I got an email with a story in it. The sender introduced the story this way:
Got this from a friend and wanted to pass it on. I wish they would teach this lesson in our public schools, real eye opener.
Here's the story:
An economics professor at a local college made a statement that he had never failed a single student before, but had once failed an entire class.
That class had insisted that Obama's spread-the-wealth socialism worked and that no one would be poor and no one would be rich, a great equalizer. The professor then said, "OK, we will have an experiment in this class on Obama's plan".
All grades would be averaged and everyone would receive the same grade so no one would fail and no one would receive an A. After the first test, the grades were averaged and everyone got a B. The students who studied hard were upset and the students who studied little were happy.
As the second test rolled around, the students who studied little had studied even less and the ones who studied hard decided they wanted a free ride too so they studied little. The second test average was a D! No one was happy.

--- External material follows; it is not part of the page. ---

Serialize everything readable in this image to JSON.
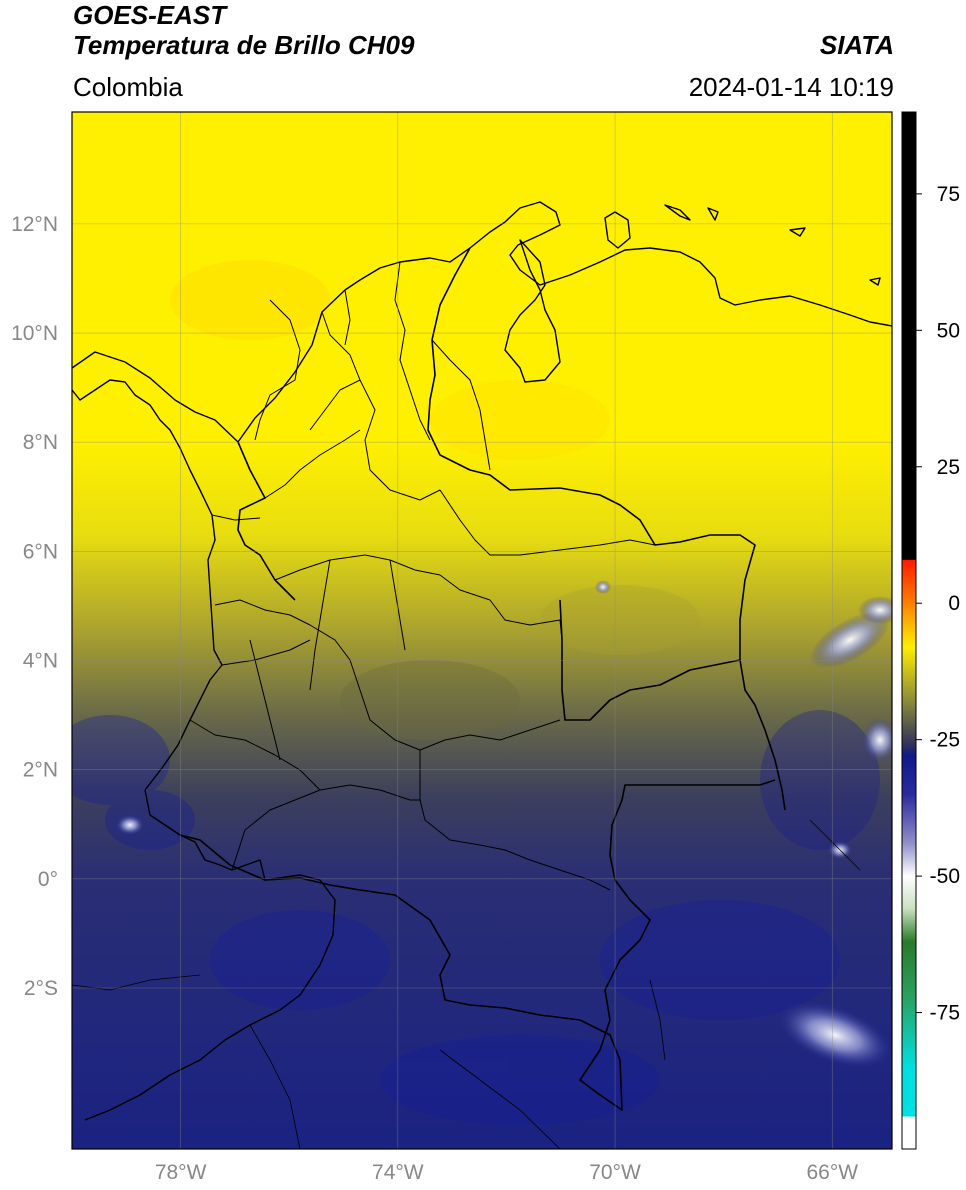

When the 3rd test rolled around, the average was an F. The scores never increased as bickering, blame and name-calling all resulted in hard feelings and no one would study for the benefit of anyone else.
All failed, to their great surprise, and the professor told them that socialism would also ultimately fail because when the reward is great, the effort to succeed is great but when government takes all the reward away, no one will try or want to succeed.
It's interesting and a little depressing that that we seem to have a growing number of people can find this story to be an “eye opener”. But then, I suppose it's an indictment of our system of higher education which manages to churn out hoards of working adults who have no idea what socialism does to incentives and what that costs society.
The lesson applies to taxes. It's a lesson Obama and the Democrats haven't learned as they push for higher taxes on the rich and on the banks and on anything or anybody that they’ve decided is getting more than their “fair share”. Doing this at a time when the economy is in the toilet and unemployment is high will slow our recovery and keep unemployment high, because it discourages risk taking and investment. Jobs and the economy rely on investment.
Obama and the Democrats will continue trying to blame everything on George W. Bush, and the legacy media will pull out all the stops trying to promote that message, but too many people get their news elsewhere. Autumn 2010 in America may turn out to be just as exciting as January 2010 was in Massachusetts. They're still smiling in Massachusetts.
Great blog and I've been following it for awhile. Did you see this article on cooperative learning http://www.unpopularideas.com/journal/cooperative-learning.html which talks about the fad and the effect on boys? If we treat everyone the same, then why bother to excell?
Posted by: susan | February 06, 2010 at 11:02 AM
I hope that Autumn 2010 in America may turn out to be just as exciting as January in Massachusetts. And we can help to make this happen!
INFORMATION - INFORMATION - INFORMATION.... we need to inform the voters!
Information is the basis for every educated decision in any situation, also at the election 2010 to vote for the right "U.S. Representative or U.S. Senator.
If the voters know, how their employees in Washington voted in crucial issues, that can make or break this great country, they can KICK SOME ASSES and vote those out, who lie, steal and betray!
Get informed, spread the word, send the URL "www.anno2010.com" to all of your friends and let's take this country back!!!
Posted by: election 2010 | February 09, 2010 at 08:04 PM
Thank you, Susan. Very interesting article on cooperative learning. It certainly has its limits, but it has its advantages, too. In the information services industry cooperative learning is the norm. Almost everything is a project which of course involves coordination of a project team. Each member has his or her role that comes with its own set of deadlines and accountability.
In the business world there is usually an emphasis on accountability that may not exist in the world of public education, and that, I think is the most important difference. Public education unions tend to shield members from accountability. It's a union benefit.